If you’re a bit older (say 30+) and thinking about longevity and long term health, then consider both.

And if you’re already living a healthy lifestyle and are interested in ancient fungal compounds, human physiology, and cutting-edge metabolic research, then try adding psilocybin microdoses to the mix (if it’s legal where you live, of course.)

The Practical Stack

  • Creatine: 5g daily (micronised monohydrate)

  • Cordyceps extract: 1g daily (Mushies Cordyceps)

  • Psilocybin: 50mg dried (2 days on, 1 day off)

I take them all in the morning.

I’m also considering adding taurine to this as it supports mitochondrial function and has anti-inflammatory effects that might complement the stack. But that’s for next month’s experiment.
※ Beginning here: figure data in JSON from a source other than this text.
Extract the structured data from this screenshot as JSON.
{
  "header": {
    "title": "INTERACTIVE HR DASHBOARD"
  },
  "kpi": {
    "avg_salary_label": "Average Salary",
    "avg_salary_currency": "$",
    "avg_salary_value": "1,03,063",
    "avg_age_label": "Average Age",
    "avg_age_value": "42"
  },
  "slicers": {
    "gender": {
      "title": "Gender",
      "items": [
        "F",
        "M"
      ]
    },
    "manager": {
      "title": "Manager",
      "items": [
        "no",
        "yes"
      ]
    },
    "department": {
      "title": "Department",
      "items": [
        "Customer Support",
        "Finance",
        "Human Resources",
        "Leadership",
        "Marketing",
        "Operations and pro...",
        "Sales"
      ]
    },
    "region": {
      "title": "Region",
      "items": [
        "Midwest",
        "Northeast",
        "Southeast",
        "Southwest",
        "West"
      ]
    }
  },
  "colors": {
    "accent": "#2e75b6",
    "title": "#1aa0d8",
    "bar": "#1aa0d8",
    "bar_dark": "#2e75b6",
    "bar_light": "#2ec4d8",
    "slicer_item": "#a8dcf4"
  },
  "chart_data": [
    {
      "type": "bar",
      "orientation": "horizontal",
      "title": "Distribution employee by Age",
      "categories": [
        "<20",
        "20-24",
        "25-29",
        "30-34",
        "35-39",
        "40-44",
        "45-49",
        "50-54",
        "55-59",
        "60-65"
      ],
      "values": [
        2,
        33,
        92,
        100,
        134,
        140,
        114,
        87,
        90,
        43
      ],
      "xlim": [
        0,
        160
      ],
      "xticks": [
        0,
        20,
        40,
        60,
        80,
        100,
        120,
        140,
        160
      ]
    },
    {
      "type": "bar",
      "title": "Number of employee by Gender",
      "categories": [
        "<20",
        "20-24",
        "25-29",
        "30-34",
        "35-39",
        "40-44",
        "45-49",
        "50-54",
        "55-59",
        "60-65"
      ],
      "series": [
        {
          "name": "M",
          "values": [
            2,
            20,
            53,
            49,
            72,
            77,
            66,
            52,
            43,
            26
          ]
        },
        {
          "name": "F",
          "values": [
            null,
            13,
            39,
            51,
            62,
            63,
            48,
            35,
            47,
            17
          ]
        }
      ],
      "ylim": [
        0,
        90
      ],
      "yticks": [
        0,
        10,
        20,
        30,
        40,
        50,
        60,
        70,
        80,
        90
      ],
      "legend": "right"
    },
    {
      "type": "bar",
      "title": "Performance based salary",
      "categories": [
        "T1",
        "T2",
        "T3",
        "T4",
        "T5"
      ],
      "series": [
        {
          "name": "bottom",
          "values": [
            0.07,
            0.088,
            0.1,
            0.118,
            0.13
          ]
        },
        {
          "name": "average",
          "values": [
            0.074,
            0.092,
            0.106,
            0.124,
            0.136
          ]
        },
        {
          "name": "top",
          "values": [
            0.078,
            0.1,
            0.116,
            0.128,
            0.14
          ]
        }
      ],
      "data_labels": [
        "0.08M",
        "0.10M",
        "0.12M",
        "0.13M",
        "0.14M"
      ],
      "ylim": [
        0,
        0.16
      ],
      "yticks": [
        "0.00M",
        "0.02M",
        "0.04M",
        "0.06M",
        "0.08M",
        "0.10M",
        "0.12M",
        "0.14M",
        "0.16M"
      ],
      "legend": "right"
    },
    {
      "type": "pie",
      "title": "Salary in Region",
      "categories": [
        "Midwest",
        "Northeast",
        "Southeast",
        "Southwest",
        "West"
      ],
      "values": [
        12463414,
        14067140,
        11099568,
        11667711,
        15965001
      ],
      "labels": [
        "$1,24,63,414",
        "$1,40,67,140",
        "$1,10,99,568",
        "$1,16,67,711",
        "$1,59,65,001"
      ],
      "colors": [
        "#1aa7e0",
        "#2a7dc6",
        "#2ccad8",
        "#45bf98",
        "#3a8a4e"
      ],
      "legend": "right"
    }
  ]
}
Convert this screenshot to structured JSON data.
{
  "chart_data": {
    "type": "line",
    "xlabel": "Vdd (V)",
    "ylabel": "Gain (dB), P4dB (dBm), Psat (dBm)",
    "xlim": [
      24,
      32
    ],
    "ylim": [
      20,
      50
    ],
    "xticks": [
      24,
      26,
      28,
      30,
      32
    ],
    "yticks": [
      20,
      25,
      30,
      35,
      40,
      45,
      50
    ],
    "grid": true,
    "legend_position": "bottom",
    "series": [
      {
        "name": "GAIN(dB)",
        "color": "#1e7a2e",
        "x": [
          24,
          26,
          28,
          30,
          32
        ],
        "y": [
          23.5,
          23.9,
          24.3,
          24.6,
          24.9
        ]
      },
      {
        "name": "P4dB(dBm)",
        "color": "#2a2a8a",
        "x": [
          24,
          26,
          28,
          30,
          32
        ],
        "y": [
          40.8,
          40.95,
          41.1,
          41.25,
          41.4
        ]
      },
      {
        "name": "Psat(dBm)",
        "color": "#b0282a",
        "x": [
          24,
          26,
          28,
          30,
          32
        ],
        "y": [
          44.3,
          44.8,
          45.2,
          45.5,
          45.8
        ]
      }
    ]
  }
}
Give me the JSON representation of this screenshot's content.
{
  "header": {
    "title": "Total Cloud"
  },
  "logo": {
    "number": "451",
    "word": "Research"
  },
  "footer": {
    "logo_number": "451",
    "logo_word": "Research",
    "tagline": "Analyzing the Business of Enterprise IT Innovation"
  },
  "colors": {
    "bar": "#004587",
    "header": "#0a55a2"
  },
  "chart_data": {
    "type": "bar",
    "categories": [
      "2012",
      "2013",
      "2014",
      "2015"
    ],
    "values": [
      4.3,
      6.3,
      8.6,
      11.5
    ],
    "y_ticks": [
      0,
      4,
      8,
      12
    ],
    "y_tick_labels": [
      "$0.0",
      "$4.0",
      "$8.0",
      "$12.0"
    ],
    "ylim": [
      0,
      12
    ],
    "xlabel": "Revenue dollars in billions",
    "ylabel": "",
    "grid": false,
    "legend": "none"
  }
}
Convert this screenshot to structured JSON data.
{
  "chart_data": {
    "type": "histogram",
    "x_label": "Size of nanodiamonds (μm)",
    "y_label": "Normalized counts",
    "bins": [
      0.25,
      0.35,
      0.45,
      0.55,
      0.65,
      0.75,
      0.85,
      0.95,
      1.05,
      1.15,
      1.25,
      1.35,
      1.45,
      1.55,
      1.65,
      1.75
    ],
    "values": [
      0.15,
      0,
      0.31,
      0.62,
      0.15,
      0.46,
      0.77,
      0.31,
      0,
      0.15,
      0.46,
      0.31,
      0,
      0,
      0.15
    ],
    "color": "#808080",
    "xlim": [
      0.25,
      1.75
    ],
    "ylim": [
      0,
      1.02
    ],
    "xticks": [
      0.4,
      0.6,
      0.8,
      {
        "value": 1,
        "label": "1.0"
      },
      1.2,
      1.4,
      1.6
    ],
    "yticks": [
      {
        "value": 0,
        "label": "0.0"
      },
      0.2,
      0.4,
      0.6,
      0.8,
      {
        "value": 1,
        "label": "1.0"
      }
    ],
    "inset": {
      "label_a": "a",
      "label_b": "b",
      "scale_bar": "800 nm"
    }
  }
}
What’s your stack? Have you tried anything similar? What’s your approach to cellular energy and performance? I’d genuinely love to hear what’s working for other people. This feels like the edge of something important, or maybe I’m just getting a bit carried away. Either way it’s working for me.

Disclaimer: This is not medical advice and I do not encourage anyone to break the law. Please do your own research. I am not a doctor and may well be considered an idiot.